◎改修ポイント:電力使用量約30%削減した改修


◎所在地
東京都中央区日本橋小舟町11-13

◎建物規模
地上7階

◎延床面積
640㎡

◎所有者
日宝土地建物

◎竣工
昭和60年

◎改修
平成28年

 「日本橋NYビル」は地下鉄「人形町」駅から徒歩6分、「三越前」駅から徒歩7分の場所に立地している。竣工は昭和60年で、奇しくも現オーナーであるスリーエフ不動産(東京都港区)が貸ビル業を始めた年に誕生したことになる。同社はこの「日本橋NYビル」の他にも「スリーエフ南青山ビル」や「クレヨンハウスビル」などを所有しているが、これらはいずれも竣工から約30年を経過。「大規模な改修を行うべき時期が来た」と判断し、3棟それぞれで改修を行うことを決断した。
 「日本橋NYビル」においては、エレベーターや空調設備を更新したほか、照明のLED化、また通りに面した場所に設置してある看板の交換などを実施。エレベーターは最新のものに交換したことで効率的な駆動による消費電力の節約、ムダの無い加減速による走行時間の短縮等の効果が得られている。

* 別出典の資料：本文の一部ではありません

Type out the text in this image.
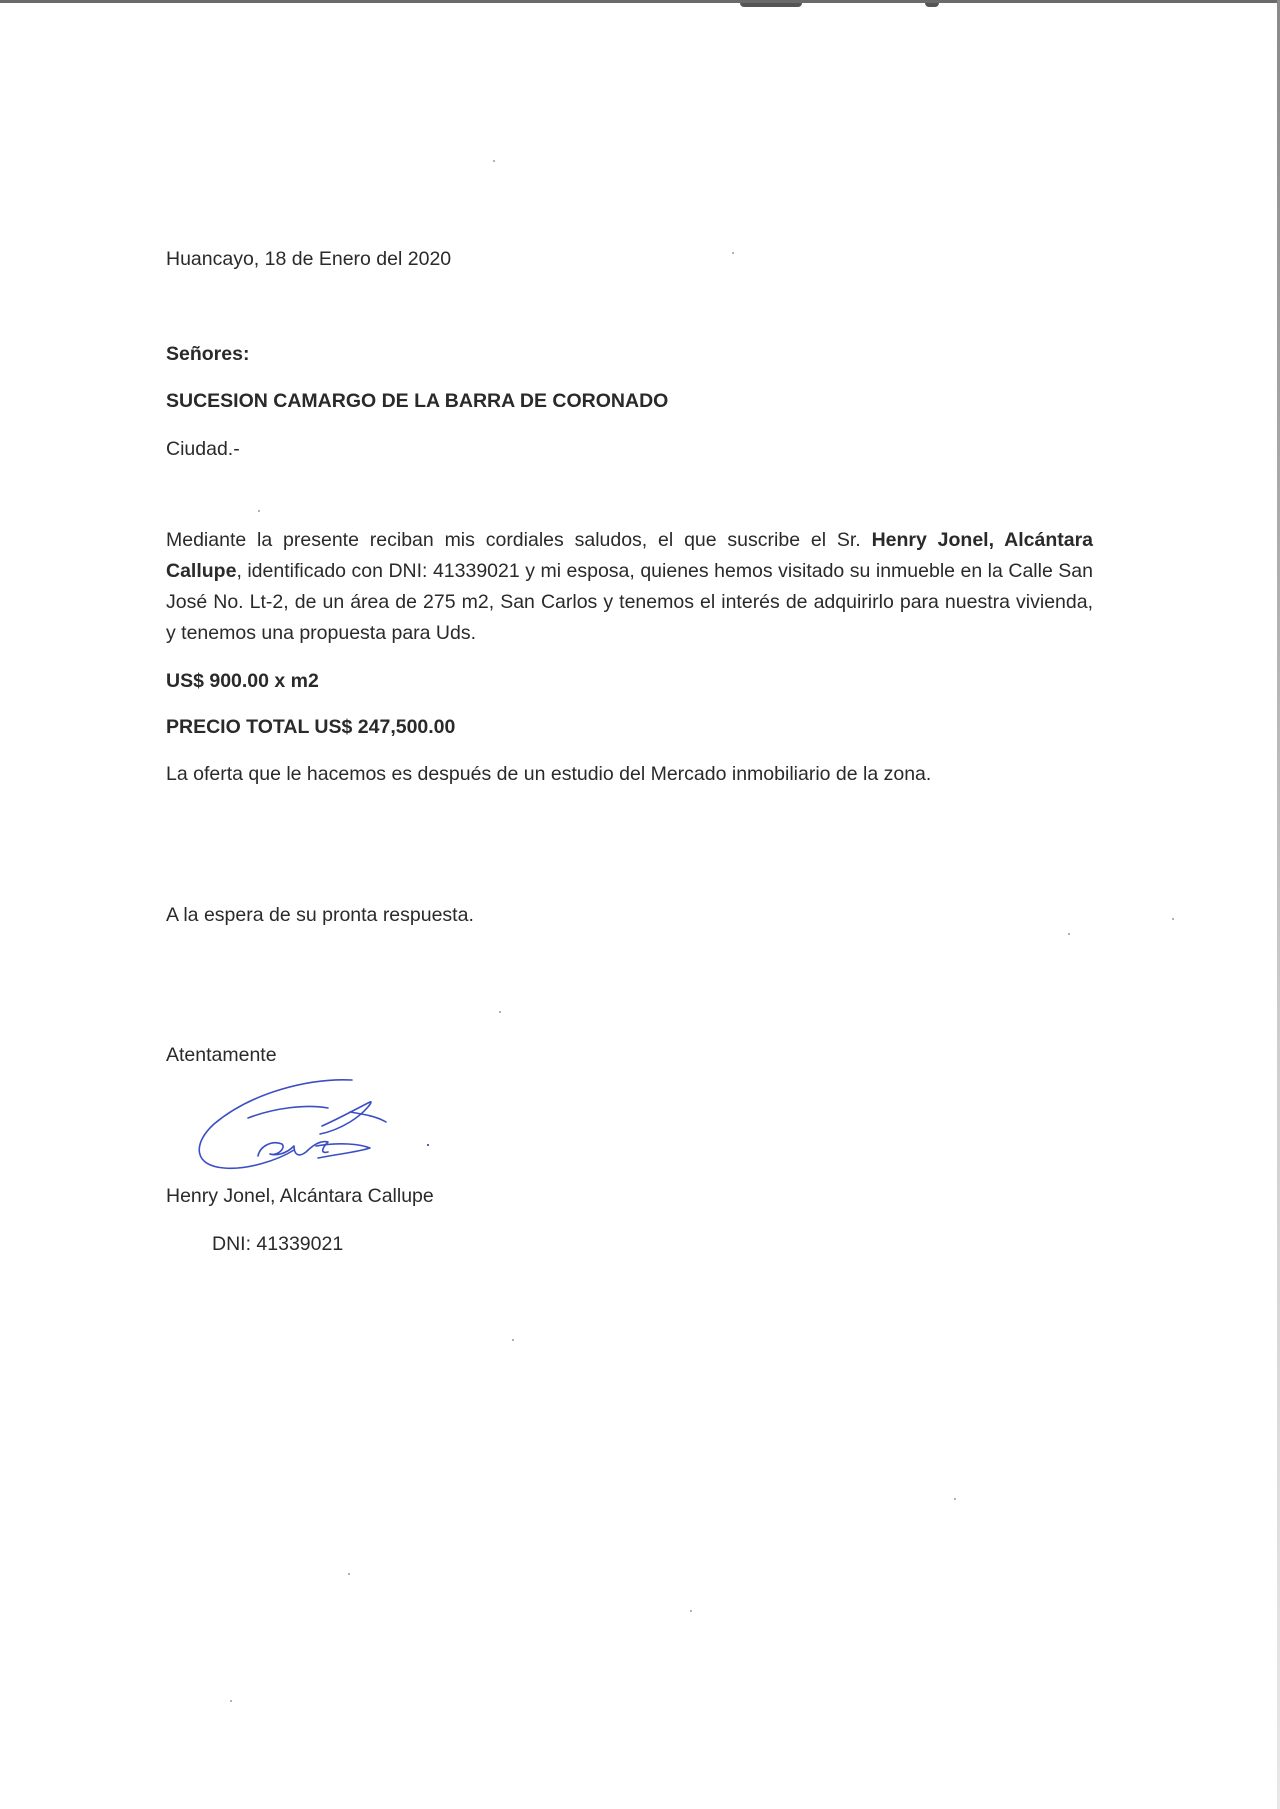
Huancayo, 18 de Enero del 2020

Señores:

SUCESION CAMARGO DE LA BARRA DE CORONADO

Ciudad.-

Mediante la presente reciban mis cordiales saludos, el que suscribe el Sr. Henry Jonel, Alcántara Callupe, identificado con DNI: 41339021 y mi esposa, quienes hemos visitado su inmueble en la Calle San José No. Lt-2, de un área de 275 m2, San Carlos y tenemos el interés de adquirirlo para nuestra vivienda, y tenemos una propuesta para Uds.

US$ 900.00 x m2

PRECIO TOTAL US$ 247,500.00

La oferta que le hacemos es después de un estudio del Mercado inmobiliario de la zona.

A la espera de su pronta respuesta.

Atentamente

Henry Jonel, Alcántara Callupe

DNI: 41339021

また、エレベーターの扉にはキズがつきづらく目立たないダイノックフィルムを使用し、各フロアのテナントの扉にも同じものを使うことで統一感があり見目良い印象に生まれ変わった。
 照明のLED化は共用部だけでは無く、入居テナントの協力のもと専有部でも実施。ビル全体で約30%の電力使用量減という結果を得ている。
 今回の「日本橋NYビル」改修には東京都の補助金制度「東京都中小テナントビル省エネ改修効果見える化プロジェクト」を活用しており、改修費用の負担をこの補助金によって約3分の1軽減している。  
 同社常務取締役の中澤慶人氏は、「これまでも時代やテナントの変化に合わせて手を加えてきましたが、30年という節目を迎えて効率化のために大規模な改修を行いました。当社はテナントのみならずテナントの来客にまで気に入ってもらえるビルにしたいという思いのもとビル経営を行っています。今後も顧客満足度100%をモットーにビル経営に臨んでいきます」と語った。